Title: Incremental SVD for some numerical aspects of multiblock redundancy analysis and big data streams
Authors: Alba Martinez-Ruiz - Universidad Diego Portales (Chile) [presenting]
Carlo Lauro - University of Naples - "Federico II" (Italy)
Abstract: Based on the incremental SVD algorithm, a new procedure is proposed to solve the decomposition problem found by multiblock redundancy analysis when analyzing streaming data, i.e. data that is generated continuously. The redundancy procedure involves the SVD of a square and symmetric matrix of $q\times q$, where $q$ is the number of variables in the endogenous block of variables. If $q$ is large, the factorization is a time- and resource-consuming task, much more if the matrix is continuously updated in real-time. A good strategy is analyzing the data in small sets that are continually updated. To preserve the column-wise formulation of the incremental SVD algorithm, we derived the column-wise variant of the redundancy method and implemented an incremental approach for the procedure.
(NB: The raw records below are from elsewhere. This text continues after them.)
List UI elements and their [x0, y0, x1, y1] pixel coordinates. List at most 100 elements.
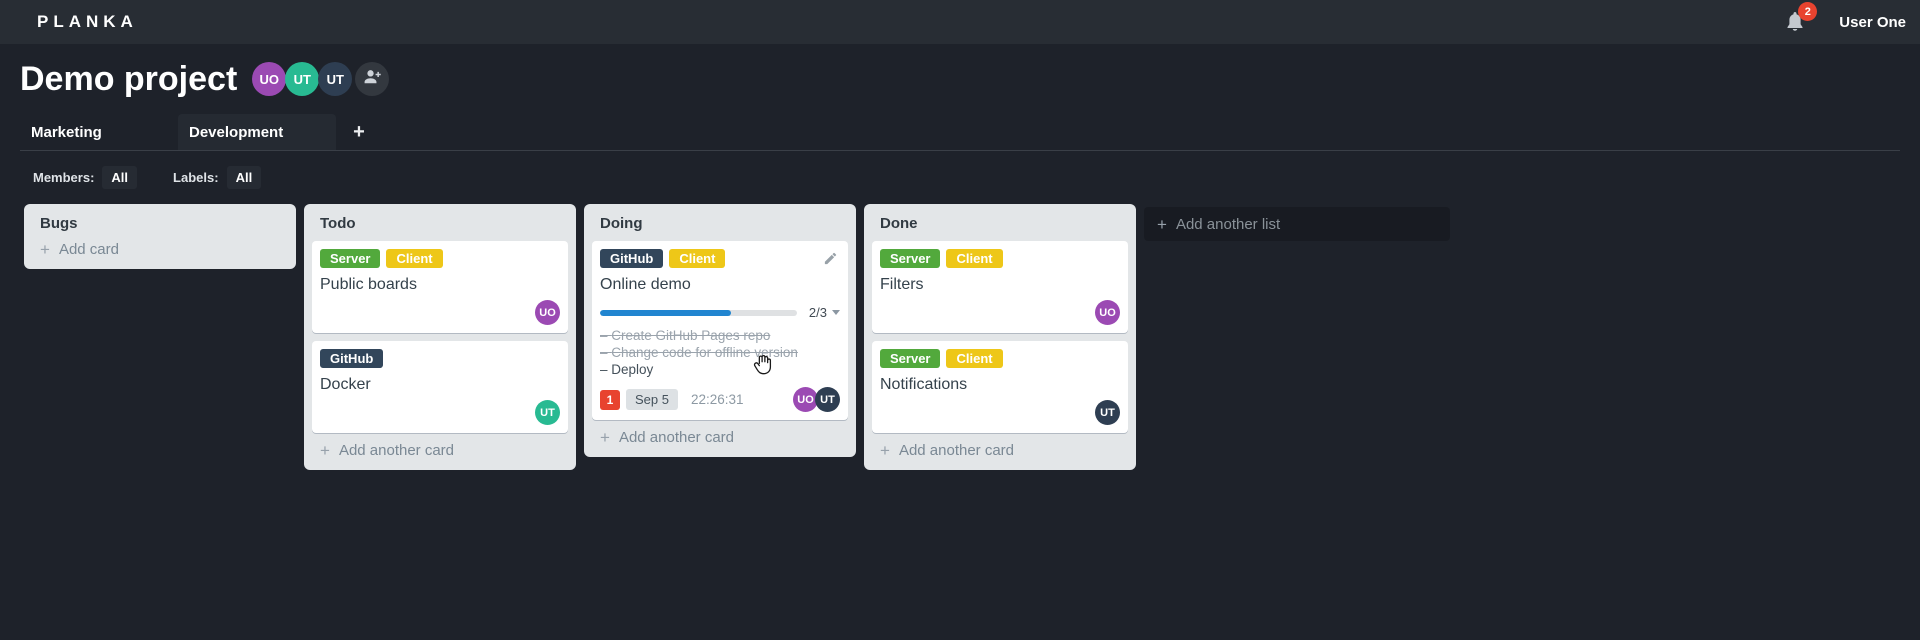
- list-todo: Todo Server Client Public boards UO GitH…: [304, 204, 576, 470]
- plus-icon: +: [40, 240, 50, 259]
- add-card-label: Add another card: [898, 442, 1015, 459]
- card-notification-badge: 1: [600, 389, 620, 410]
- card-footer: 1 Sep 5 22:26:31 UO UT: [600, 387, 840, 412]
- card-labels: Server Client: [880, 249, 1120, 268]
- label-chip: Server: [880, 349, 941, 368]
- labels-filter-label: Labels:: [173, 170, 219, 185]
- add-card-label: Add card: [58, 241, 119, 258]
- card-title: Docker: [320, 376, 371, 393]
- plus-icon: +: [600, 428, 610, 447]
- list-name[interactable]: Done: [872, 212, 1128, 232]
- card-member-avatar[interactable]: UT: [1095, 400, 1120, 425]
- timer-value[interactable]: 22:26:31: [691, 392, 744, 407]
- add-member-button[interactable]: [355, 62, 390, 96]
- card-docker[interactable]: GitHub Docker UT: [312, 341, 568, 433]
- project-member-avatar[interactable]: UT: [285, 62, 320, 96]
- card-member-avatar[interactable]: UO: [535, 300, 560, 325]
- progress-bar: [600, 309, 797, 316]
- label-chip: Server: [880, 249, 941, 268]
- card-public-boards[interactable]: Server Client Public boards UO: [312, 241, 568, 333]
- tab-marketing[interactable]: Marketing: [20, 114, 178, 150]
- card-filters[interactable]: Server Client Filters UO: [872, 241, 1128, 333]
- members-filter-value[interactable]: All: [102, 166, 138, 189]
- label-chip: Client: [386, 249, 443, 268]
- card-notifications[interactable]: Server Client Notifications UT: [872, 341, 1128, 433]
- card-members: UT: [880, 400, 1120, 425]
- list-name[interactable]: Doing: [592, 212, 848, 232]
- add-card-button[interactable]: + Add another card: [872, 433, 1128, 462]
- task-item: Deploy: [600, 361, 840, 378]
- list-doing: Doing GitHub Client Online demo 2/3 – Cr…: [584, 204, 856, 457]
- add-card-label: Add another card: [618, 429, 735, 446]
- card-title: Filters: [880, 276, 924, 293]
- add-card-button[interactable]: + Add another card: [312, 433, 568, 462]
- chevron-down-icon: [832, 310, 840, 315]
- project-header: Demo project UO UT UT: [0, 44, 1920, 114]
- card-labels: Server Client: [880, 349, 1120, 368]
- bell-icon: [1783, 12, 1807, 38]
- members-filter-label: Members:: [33, 170, 95, 185]
- card-title: Notifications: [880, 376, 968, 393]
- filter-bar: Members: All Labels: All: [33, 166, 262, 189]
- task-counter[interactable]: 2/3: [809, 305, 840, 320]
- label-chip: Client: [946, 349, 1003, 368]
- task-fraction: 2/3: [808, 305, 827, 320]
- card-title: Online demo: [600, 276, 691, 293]
- label-chip: Client: [669, 249, 726, 268]
- project-member-avatar[interactable]: UT: [318, 62, 353, 96]
- task-item: Change code for offline version: [600, 344, 840, 361]
- add-list-button[interactable]: + Add another list: [1144, 207, 1450, 241]
- task-list: Create GitHub Pages repo Change code for…: [600, 327, 840, 378]
- card-labels: Server Client: [320, 249, 560, 268]
- add-card-label: Add another card: [338, 442, 455, 459]
- labels-filter-value[interactable]: All: [226, 166, 262, 189]
- label-chip: Client: [946, 249, 1003, 268]
- top-bar: PLANKA 2 User One: [0, 0, 1920, 44]
- project-members: UO UT UT: [252, 62, 390, 96]
- card-labels: GitHub Client: [600, 249, 840, 268]
- list-done: Done Server Client Filters UO Server Cli…: [864, 204, 1136, 470]
- add-board-button[interactable]: +: [336, 114, 382, 150]
- project-title[interactable]: Demo project: [20, 60, 237, 99]
- card-members: UO: [320, 300, 560, 325]
- notification-count-badge[interactable]: 2: [1798, 2, 1818, 21]
- edit-card-button[interactable]: [823, 251, 838, 271]
- due-date-badge[interactable]: Sep 5: [626, 389, 678, 410]
- card-stack: Server Client Public boards UO GitHub Do…: [312, 241, 568, 433]
- notifications-button[interactable]: 2: [1783, 2, 1818, 34]
- card-member-avatar[interactable]: UT: [815, 387, 840, 412]
- task-item: Create GitHub Pages repo: [600, 327, 840, 344]
- add-list-label: Add another list: [1175, 215, 1281, 233]
- task-progress: 2/3: [600, 305, 840, 320]
- card-member-avatar[interactable]: UT: [535, 400, 560, 425]
- plus-icon: +: [1157, 214, 1167, 234]
- card-online-demo[interactable]: GitHub Client Online demo 2/3 – Create G…: [592, 241, 848, 420]
- person-add-icon: [363, 67, 382, 91]
- plus-icon: +: [320, 441, 330, 460]
- list-name[interactable]: Todo: [312, 212, 568, 232]
- progress-fill: [600, 309, 732, 316]
- kanban-board: Bugs + Add card Todo Server Client Publi…: [24, 204, 1450, 470]
- card-labels: GitHub: [320, 349, 560, 368]
- board-tabs: Marketing Development +: [20, 114, 1900, 151]
- card-members: UO UT: [793, 387, 840, 412]
- user-menu[interactable]: User One: [1839, 14, 1906, 31]
- card-title: Public boards: [320, 276, 417, 293]
- label-chip: GitHub: [320, 349, 384, 368]
- topbar-right: 2 User One: [1783, 2, 1920, 34]
- add-card-button[interactable]: + Add card: [32, 232, 288, 261]
- label-chip: GitHub: [600, 249, 664, 268]
- label-chip: Server: [320, 249, 381, 268]
- app-logo[interactable]: PLANKA: [37, 12, 138, 32]
- card-stack: GitHub Client Online demo 2/3 – Create G…: [592, 241, 848, 420]
- card-member-avatar[interactable]: UO: [1095, 300, 1120, 325]
- plus-icon: +: [880, 441, 890, 460]
- tab-development[interactable]: Development: [178, 114, 336, 150]
- list-name[interactable]: Bugs: [32, 212, 288, 232]
- card-members: UO: [880, 300, 1120, 325]
- card-members: UT: [320, 400, 560, 425]
- list-bugs: Bugs + Add card: [24, 204, 296, 269]
- card-stack: Server Client Filters UO Server Client N…: [872, 241, 1128, 433]
- add-card-button[interactable]: + Add another card: [592, 420, 848, 449]
- project-member-avatar[interactable]: UO: [252, 62, 287, 96]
Numerical experiments are reported to illustrate the accuracy and performance of the incremental solution for analyzing streaming multiblock data. In addition, we report results for examining how the incremental SVD algorithm approximates singular vectors when varying a forgetting factor and the number of significant singular vectors kept at each iteration. The results provide evidence about the suitability of the new approach for the analysis of large streaming data.